Para las madres o padres maestros tampoco es sencillo vivir esa doble función. Hay quienes riñen a su hijo más que a los demás para que nadie piense que hay preferencias. Y hay quienes lo riñen menos. Hay quienes ejercen esa aparente ignorancia que comentaba antes, y hay quienes no llevan nada bien ver que el hijo estudia, pinta, suma o lee peor que otros, o que algún compañero se mete con él. Hay quienes lo pasan realmente mal al ver que su hijo está inquieto y desconcertado ante esta situación. E incluso hay quienes no lo llevan tan mal, aunque son los menos.

Sin embargo, y, aunque cada caso sea diferente y no se pueda generalizar, podríamos afirmar que ser madre y maestra, o padre y maestro al mismo tiempo, así como ser hijo y alumno suponen una tensión para los implicados. Son dos lugares a cubrir, dos papeles, dos funciones con características muy distintas. Y cuesta vivirlas simultáneamente. Recuerdo un nene de año y medio que tuvimos en mi escuela, que fue matriculado después de estar un tiempo intentando que se adaptara en la escuela infantil en la que trabajaba su mamá. El pobre no pudo resistir el hecho de ver a la madre atendiendo a otros niños, en lugar de estar con él, que tanto la necesitaba al iniciar su periodo de adaptación.

También recuerdo a un papá que lo pasó fatal tratando de responder a su hija de dos años y a la vez a su grupo-clase. Intentó solventarlo a base de palabras, explicando a la niña y a los alumnos la situación, pero lo que consiguió fue que se estableciera un clima de malestar y alteración que costó de superar. Al final tuvo que llevar a la niña a otra escuela y él quedó frustrado al no conseguir su propósito con la voluntad que le había puesto.

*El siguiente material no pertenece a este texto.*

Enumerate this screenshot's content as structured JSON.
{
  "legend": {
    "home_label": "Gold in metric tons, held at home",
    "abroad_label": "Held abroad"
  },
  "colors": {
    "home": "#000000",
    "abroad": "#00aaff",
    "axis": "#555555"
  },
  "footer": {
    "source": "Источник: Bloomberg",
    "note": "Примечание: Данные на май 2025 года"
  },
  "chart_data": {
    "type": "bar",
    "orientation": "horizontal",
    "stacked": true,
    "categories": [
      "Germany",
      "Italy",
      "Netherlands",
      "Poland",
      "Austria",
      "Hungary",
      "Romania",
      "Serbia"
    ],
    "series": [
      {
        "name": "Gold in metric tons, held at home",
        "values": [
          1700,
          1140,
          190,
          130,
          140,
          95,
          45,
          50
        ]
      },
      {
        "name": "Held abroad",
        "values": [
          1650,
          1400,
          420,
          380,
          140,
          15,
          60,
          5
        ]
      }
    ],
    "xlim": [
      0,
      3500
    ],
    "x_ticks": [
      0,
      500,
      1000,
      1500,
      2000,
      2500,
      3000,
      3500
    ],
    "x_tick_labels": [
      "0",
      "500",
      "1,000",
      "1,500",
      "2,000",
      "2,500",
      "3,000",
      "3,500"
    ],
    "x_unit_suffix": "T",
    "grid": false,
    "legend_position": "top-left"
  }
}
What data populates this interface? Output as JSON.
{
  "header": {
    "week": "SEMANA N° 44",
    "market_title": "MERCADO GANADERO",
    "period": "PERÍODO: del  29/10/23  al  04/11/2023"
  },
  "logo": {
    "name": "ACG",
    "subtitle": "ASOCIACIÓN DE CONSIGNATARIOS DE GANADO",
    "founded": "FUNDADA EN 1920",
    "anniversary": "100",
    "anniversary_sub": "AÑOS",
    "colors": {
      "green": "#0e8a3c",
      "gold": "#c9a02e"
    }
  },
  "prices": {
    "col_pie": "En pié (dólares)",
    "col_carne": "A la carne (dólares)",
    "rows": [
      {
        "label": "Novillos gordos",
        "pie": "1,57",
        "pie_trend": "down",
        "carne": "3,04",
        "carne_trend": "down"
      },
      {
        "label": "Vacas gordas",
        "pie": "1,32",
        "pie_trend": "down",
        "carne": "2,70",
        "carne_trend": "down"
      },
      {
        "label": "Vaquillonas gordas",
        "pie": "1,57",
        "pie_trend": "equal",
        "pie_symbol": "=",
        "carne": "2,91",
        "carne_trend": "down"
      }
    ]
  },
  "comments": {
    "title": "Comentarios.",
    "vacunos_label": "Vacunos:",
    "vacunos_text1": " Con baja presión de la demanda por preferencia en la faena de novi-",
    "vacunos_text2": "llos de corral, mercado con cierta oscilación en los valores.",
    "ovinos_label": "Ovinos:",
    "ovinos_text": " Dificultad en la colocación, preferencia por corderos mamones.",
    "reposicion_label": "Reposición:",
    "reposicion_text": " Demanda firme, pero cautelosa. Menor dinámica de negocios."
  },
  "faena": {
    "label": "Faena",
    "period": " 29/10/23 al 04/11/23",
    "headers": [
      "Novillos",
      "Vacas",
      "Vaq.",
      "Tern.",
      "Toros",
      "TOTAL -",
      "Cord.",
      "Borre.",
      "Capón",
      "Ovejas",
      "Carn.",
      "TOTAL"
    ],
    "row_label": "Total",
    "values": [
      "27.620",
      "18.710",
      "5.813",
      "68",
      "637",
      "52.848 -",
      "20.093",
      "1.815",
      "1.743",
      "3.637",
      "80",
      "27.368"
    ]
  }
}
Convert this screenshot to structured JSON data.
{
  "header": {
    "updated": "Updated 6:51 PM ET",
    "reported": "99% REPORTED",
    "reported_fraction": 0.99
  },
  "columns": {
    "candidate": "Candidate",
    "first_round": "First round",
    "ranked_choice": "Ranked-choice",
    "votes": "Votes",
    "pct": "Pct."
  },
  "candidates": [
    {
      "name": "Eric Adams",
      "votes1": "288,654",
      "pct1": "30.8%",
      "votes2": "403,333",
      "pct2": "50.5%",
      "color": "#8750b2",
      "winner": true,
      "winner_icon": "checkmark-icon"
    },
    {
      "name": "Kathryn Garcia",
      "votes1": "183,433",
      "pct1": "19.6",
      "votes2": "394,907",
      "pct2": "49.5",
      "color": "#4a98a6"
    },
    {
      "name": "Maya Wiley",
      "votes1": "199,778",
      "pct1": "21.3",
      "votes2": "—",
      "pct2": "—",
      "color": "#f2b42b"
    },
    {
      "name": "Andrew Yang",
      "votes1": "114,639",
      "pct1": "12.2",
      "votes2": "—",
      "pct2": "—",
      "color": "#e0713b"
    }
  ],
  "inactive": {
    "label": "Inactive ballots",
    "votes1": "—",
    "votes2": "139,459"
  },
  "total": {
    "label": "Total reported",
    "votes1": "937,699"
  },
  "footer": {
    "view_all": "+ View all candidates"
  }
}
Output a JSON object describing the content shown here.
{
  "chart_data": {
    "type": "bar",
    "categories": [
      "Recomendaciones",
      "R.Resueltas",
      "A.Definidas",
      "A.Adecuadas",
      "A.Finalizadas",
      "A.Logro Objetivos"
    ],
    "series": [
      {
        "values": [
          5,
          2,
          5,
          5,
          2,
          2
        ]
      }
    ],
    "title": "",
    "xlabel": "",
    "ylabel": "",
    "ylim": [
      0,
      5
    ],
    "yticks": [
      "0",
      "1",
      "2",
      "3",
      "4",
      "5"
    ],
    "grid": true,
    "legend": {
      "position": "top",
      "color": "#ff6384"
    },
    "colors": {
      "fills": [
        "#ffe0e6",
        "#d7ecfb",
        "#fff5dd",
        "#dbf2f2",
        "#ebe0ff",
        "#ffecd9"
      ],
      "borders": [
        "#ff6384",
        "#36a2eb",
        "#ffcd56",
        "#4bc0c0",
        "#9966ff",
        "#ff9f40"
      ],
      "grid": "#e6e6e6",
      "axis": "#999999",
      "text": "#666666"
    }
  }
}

Y es que en las etapas primeras, de puro impulso, afectos primitivos, y narcisismo, las cosas se viven a flor de piel y se requieren respuestas más a modo de presencias que de razonamientos. Por eso muchas maestras hacen por no estar en el mismo centro educativo que sus hijos y en algunas escuelas hay normas que prohíben que las maestras tengan a sus hijos en clase. Probablemente sería útil plantearse y debatir este tema en el seno de cada comunidad educativa.